もらえる50万ベリーをみすみす見逃す手はないわよねぇ。」
いかにも、しょうがないわねぇ“そんなに望まれているのなら”判ったわ参加しようじゃないのという方向で、前言をさりげなく撤回してしまったところなぞ、
「相変わらずいい性格だvv」
「うんうん。」
フレイアは心から微笑ましいと思ってのこと、そして船長さんは“やたっ、大手を振って 上陸出来んぞ♪”と思ってのこと、弾んだ声で讃えて差し上げている辺り。やっぱり…平和というか、剛毅なクルーたちのお船であり。衣音くんにも異存は無しということなので、それじゃあ全会一致ということでと、上陸することが大逆転で決まった訳だが、
「……ふ〜ん。」
それじゃあ、それなりの準備が要るわねと。打って変わっての大乗り気、どんな審査かまでは知らないが、女王を選ぶコンテストへも参加するなら それなりのお粧(めか)しもしなきゃあと。背もたれや座面へ籐を編み込んだ、いかにも涼しげなチェアから立ち上がりかかったベルちゃんが、だが、何へだか感心したような声を洩らした船長殿なのへと気を留めた。
「どしたの?」
その手へチラシを持っている彼だったので、彼は彼で何かしらの催しに関心でもわいたかなと感じての声掛けだったのだが、
「うん…そういや、ベルの母ちゃん、凄げぇいい女だったんだろ?」
「はあ?」
だったんだろ?って、確かあんた、ウチのママのこと覚えてるわよね?と。そのママから、ああ あの二人の息子じゃないのとまずは見定めていただいた側だった坊やへ、ベル嬢が聞き返せば、
「いや、覚えているサ。綺麗な人だったのもな。」
視線を上げてにっぱしと笑ったお顔は、至って屈託のない元気なそれであり、
「ウチの母さんも言ってた。ウチのクルーたちはそりゃあ別嬪ぞろいだったって。ただ、若いうちの早い目にその顔が賞金首として知れ渡っちまったから、コンテストや何やと参加出来ずじまいだったのは惜しいことしたなぁって、何かの折に話しててさ。」
関心なかったのか、滅多に“美人だったのいい男だったの”っていう、見栄えの話はしない母ちゃんだったから。それが稀なる引き合いに出してたってことは、
「見栄えだけじゃない。
気っ風がいいとか威勢が良いとか、
そういうおまけも大きに凄かったんだろなって思ってサ。」
そんな人の娘なんだから、ベルが美人なんなのも当たり前なんだなぁと。何よそれ、褒めてるつもり? お? そうと聞こえたか、しょってらぁ。何ですってぇっ!…と。今度は船長殿が“あっかんべえ”をし、鑑定士さんが追いかけるという鬼ごっこが始まってしまい。

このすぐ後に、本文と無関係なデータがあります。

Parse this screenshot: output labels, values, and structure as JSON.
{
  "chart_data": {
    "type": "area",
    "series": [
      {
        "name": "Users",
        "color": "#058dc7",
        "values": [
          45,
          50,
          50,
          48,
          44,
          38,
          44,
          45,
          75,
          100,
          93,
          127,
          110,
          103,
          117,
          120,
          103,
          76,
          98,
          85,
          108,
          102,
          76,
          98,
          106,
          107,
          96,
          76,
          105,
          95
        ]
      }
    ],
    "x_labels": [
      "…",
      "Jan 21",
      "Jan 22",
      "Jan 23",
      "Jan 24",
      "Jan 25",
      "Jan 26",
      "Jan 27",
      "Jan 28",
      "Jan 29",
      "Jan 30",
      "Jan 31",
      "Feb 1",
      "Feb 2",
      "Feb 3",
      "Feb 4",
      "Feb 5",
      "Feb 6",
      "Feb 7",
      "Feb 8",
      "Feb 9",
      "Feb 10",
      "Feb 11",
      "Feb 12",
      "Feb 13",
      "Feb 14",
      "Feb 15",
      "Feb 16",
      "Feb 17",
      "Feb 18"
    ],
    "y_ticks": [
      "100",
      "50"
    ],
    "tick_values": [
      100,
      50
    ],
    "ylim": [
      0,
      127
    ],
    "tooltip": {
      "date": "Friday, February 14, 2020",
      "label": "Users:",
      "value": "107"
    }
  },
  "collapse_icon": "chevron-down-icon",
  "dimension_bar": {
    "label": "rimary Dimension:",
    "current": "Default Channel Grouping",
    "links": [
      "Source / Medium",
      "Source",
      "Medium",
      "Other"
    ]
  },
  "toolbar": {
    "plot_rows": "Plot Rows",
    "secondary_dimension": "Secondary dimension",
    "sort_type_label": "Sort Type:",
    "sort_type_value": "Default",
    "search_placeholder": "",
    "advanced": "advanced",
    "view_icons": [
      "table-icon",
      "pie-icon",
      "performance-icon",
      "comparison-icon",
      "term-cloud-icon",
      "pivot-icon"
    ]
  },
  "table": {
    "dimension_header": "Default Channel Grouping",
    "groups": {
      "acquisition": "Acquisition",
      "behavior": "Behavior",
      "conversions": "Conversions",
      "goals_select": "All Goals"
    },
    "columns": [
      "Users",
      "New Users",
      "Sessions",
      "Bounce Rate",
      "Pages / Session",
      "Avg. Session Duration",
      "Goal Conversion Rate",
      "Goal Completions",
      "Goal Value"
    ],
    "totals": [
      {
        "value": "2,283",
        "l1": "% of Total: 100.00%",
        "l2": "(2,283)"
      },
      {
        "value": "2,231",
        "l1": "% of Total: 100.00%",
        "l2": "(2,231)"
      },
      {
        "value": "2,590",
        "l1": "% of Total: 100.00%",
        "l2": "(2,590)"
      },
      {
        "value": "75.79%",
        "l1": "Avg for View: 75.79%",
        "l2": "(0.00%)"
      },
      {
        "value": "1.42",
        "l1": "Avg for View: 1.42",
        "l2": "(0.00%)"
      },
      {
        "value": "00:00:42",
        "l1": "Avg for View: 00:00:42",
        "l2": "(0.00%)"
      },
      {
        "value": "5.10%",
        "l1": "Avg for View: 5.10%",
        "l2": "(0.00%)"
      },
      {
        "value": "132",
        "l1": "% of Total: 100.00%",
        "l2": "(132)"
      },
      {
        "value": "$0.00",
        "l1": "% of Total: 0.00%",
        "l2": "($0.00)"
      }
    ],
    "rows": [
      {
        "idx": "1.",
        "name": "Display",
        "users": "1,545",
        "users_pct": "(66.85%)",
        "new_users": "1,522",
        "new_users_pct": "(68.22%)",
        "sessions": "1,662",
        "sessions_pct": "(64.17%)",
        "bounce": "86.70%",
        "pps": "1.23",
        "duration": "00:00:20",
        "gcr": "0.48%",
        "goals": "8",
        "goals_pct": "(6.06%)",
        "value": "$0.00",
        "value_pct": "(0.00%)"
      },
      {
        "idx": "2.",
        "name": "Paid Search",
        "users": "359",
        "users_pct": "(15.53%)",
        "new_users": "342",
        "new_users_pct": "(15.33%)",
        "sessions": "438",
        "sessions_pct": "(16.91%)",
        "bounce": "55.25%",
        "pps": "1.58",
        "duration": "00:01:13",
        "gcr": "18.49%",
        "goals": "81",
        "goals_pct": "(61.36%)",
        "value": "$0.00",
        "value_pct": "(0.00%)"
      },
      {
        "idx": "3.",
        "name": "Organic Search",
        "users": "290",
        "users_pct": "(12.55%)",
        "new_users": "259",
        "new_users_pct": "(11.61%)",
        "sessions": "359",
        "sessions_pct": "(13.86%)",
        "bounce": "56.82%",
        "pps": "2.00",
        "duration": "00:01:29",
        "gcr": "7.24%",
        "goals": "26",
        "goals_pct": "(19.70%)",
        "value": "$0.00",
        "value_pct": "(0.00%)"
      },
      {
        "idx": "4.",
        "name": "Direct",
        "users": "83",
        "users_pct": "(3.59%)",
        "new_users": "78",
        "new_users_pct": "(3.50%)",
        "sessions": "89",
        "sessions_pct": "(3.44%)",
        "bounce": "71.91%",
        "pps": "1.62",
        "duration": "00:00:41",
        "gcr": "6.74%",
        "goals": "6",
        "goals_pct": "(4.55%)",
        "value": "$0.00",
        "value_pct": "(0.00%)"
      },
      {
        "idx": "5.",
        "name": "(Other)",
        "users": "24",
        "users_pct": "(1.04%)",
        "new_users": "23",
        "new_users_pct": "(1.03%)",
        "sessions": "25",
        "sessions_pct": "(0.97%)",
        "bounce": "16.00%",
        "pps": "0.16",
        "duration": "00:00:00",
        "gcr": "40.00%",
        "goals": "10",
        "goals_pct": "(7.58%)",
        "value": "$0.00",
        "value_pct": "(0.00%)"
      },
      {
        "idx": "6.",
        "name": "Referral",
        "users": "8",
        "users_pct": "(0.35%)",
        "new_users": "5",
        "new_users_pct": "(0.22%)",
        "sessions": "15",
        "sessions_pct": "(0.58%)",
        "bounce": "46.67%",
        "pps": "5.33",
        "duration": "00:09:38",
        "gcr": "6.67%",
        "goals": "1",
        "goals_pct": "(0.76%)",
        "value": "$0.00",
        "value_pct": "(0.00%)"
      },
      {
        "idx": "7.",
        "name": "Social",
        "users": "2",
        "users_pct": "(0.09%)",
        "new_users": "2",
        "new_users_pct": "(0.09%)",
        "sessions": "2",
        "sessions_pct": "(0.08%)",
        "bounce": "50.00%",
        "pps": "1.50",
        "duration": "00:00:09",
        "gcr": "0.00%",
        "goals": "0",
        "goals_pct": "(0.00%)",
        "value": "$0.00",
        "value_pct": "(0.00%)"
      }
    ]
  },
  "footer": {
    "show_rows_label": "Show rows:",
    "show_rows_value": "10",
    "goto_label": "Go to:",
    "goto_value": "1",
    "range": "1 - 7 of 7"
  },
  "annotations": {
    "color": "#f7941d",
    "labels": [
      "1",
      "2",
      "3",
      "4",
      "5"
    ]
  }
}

「…もしかして判りにくいが、ジョウロをぶつけられた意趣返しだろうか。」
「あ、フレイアもそう思います?」
本人も企んでまではないと思うんですよね。でも、そういうのを投げ合わずにはおれない辺り、まだまだ子供ですよねぇと。余裕の笑みを浮かべつつ、ゆっくりとお茶を堪能している衣音くんは衣音くんで、妙に大成というか老成したところがあるのがまた、個性のある子で面白く。
“ホント、退屈しない子たちだよねぇ♪”
これもまた島が間近い証拠だろう、どこからかカモメの特長ある声がして、白い翼の陰がさあっと頭上を横切った。船が陸地に着くのは、今宵か、それとも晩を沖で過ごしての明日の早朝か。次の島ではどんな騒ぎになるものかと、やわらかなグレーの髪を潮風にたなびかせ、何とも楽しげに笑った、何でもこなす器用なお兄さんだった。